As an alternative to sdfStream, there is now also an option to store
data in an SQL database, which then allows for fast queries and compound
retrieval. The default database
is SQLite, but any other SQL database should work with some minor
modifications to the table definitions, which are stored in
schema/compounds.SQLite under the ChemmineR package directory. Compounds
are stored in their entirety in the databases so there is no need to
keep any original data files.
Users can define their own set of compound features to compute and store
when loading new compounds. Each of these features will be stored in its
own, indexed table. Searches can then be performed using these features
to quickly find specific compounds. Compounds can always be retrieved
quickly because of the database index, no need to scan a large compound
file. In addition to user defined features, descriptors can also be
computed and stored for each compound.
A new database can be created with the initDb
function.
This takes either an existing database connection, or a filename. If a
filename is given then an SQLite database connection is created. It then
ensures that the required tables exist and creates them if not. The
connection object is then returned. This function can be called safely
on the same connection or database many times and will not delete any
data.
Loading Data
The functions loadSdf
and loadSmiles
can be used to load
compound data from either a file (both) or an SDFset
(loadSdf
only). The fct
parameter should be a function to
extract features from the data. It will be handed an
SDFset
generated from the data being loaded. This may
be done in batches, so there is no guarantee that the given SDFSset will
contain the whole dataset. This function should return a data frame with
a column for each feature and a row for each compound given. The order
of the final data frame should be the same as that of the
SDFset
. The column names will become the feature names.

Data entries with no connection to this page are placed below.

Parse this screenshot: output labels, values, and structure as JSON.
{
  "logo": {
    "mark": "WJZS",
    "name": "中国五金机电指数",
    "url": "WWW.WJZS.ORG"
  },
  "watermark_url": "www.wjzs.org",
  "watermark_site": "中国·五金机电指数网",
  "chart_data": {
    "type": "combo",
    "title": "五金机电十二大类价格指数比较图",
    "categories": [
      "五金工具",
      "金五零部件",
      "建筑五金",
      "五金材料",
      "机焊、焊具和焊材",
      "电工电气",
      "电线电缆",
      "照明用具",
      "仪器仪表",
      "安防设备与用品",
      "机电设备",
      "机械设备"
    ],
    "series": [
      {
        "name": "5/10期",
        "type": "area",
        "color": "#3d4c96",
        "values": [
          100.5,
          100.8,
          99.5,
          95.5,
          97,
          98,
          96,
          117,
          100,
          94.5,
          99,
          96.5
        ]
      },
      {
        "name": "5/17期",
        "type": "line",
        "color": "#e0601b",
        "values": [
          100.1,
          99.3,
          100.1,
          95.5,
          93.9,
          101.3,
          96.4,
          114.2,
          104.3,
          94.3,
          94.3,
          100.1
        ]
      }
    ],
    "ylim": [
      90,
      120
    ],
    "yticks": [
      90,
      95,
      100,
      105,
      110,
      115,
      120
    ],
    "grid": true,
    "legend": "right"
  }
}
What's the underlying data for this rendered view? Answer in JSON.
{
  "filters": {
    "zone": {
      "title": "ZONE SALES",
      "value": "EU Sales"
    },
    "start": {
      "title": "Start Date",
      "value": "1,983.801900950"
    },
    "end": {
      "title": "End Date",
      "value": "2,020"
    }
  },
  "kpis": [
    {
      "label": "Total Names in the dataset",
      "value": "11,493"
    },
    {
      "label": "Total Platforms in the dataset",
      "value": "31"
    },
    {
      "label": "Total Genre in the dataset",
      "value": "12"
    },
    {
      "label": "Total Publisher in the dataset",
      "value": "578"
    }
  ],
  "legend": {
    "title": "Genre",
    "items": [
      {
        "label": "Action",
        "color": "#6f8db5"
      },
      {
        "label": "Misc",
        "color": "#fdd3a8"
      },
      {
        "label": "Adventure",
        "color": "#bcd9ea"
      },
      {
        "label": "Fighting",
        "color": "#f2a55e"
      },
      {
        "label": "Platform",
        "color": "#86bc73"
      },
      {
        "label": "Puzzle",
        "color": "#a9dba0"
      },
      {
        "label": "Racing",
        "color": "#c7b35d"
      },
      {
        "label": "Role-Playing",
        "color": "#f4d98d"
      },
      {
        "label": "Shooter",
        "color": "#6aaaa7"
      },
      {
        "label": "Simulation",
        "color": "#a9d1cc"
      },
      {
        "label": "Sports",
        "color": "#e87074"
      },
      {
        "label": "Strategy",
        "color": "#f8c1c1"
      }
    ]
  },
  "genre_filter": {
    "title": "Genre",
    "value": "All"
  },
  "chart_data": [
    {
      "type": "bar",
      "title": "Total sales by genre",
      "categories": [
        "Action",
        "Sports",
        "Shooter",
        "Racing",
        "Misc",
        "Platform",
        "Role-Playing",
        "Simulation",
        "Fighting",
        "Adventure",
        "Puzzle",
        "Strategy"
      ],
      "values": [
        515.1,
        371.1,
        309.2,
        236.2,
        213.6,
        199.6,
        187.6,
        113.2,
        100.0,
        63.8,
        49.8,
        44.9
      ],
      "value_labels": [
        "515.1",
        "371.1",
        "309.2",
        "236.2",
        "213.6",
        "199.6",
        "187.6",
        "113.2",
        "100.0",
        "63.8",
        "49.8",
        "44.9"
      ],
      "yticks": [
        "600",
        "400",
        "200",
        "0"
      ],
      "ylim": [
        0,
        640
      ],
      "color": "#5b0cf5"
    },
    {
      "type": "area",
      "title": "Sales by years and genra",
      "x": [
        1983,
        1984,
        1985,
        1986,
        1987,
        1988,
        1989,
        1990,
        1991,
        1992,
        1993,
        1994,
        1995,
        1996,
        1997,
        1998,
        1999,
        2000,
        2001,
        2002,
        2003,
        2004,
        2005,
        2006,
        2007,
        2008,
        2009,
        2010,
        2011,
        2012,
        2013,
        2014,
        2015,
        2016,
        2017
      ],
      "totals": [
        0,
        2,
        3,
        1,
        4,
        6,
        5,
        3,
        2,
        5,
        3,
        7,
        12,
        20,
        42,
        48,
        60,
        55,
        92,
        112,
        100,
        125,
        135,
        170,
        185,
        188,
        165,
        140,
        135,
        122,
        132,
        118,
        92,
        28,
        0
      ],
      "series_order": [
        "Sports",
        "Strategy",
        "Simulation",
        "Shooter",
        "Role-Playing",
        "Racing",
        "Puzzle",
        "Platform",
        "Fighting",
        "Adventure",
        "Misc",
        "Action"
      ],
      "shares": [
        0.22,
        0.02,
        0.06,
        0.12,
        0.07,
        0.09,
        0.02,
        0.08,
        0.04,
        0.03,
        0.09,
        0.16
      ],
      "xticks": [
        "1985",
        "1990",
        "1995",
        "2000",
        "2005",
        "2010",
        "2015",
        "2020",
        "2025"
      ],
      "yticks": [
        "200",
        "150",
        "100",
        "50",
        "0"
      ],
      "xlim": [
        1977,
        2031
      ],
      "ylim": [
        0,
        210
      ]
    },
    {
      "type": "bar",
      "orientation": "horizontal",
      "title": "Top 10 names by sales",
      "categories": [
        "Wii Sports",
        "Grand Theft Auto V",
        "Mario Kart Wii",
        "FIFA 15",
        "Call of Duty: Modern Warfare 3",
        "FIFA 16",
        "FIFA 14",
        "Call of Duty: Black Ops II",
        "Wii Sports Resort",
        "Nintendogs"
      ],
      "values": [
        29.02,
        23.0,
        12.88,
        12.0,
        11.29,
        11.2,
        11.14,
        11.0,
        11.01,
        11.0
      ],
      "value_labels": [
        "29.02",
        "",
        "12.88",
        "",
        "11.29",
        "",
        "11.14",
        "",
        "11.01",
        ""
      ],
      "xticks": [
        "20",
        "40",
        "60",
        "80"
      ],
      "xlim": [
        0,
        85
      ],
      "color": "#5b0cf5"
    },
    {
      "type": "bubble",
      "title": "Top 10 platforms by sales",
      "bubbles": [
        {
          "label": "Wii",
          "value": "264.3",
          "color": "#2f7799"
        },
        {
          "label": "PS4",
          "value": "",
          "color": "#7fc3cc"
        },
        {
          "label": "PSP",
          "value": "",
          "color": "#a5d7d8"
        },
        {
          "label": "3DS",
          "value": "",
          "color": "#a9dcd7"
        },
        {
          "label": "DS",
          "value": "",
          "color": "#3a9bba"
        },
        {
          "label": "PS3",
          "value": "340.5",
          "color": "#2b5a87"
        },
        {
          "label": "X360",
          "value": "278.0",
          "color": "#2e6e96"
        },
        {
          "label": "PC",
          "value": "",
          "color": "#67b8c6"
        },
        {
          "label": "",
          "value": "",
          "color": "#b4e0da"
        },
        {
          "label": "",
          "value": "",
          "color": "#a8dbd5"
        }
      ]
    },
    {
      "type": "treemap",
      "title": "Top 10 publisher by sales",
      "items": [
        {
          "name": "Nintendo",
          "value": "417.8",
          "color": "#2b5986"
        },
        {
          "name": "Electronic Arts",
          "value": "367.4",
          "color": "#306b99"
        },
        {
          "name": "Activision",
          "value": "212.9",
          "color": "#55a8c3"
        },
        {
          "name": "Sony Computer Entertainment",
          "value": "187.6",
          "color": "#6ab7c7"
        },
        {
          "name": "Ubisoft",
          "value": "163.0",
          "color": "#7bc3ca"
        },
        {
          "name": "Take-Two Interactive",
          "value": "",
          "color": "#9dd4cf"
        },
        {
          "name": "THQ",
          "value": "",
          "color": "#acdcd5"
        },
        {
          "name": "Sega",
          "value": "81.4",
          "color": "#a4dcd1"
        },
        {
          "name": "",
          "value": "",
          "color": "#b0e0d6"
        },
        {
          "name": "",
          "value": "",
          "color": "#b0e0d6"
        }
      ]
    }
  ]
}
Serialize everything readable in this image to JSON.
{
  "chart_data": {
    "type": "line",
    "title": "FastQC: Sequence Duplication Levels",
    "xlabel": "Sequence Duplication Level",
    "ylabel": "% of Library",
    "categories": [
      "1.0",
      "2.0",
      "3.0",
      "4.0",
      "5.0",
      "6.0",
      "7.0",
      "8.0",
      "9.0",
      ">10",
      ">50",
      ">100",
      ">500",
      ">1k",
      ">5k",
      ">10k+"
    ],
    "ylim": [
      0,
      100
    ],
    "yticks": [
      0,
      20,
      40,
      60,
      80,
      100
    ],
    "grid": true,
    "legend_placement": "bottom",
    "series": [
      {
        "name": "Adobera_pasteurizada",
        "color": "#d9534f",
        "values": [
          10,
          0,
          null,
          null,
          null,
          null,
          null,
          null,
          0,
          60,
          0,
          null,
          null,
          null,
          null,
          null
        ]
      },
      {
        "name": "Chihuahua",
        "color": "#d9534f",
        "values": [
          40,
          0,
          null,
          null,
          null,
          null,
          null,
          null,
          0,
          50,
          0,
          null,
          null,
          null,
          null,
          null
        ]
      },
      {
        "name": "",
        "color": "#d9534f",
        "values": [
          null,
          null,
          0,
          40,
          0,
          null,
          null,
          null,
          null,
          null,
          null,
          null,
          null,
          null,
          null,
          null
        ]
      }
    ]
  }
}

Each of these features will become a new, indexed, table in the database
which can be used later to search for compounds.
The descriptors
parameter can be a function which
computes descriptors. This function will also be given an
SDFset
object, which may be done in batches. It should
return a data frame with the following two columns: “descriptor” and
“descriptor_type”. The “descriptor” column should contain a string
representation of the descriptor, and “descriptor_type” is the type of
the descriptor. Our convention for atom pair is “ap” and “fp” for finger
print. The order should also be maintained.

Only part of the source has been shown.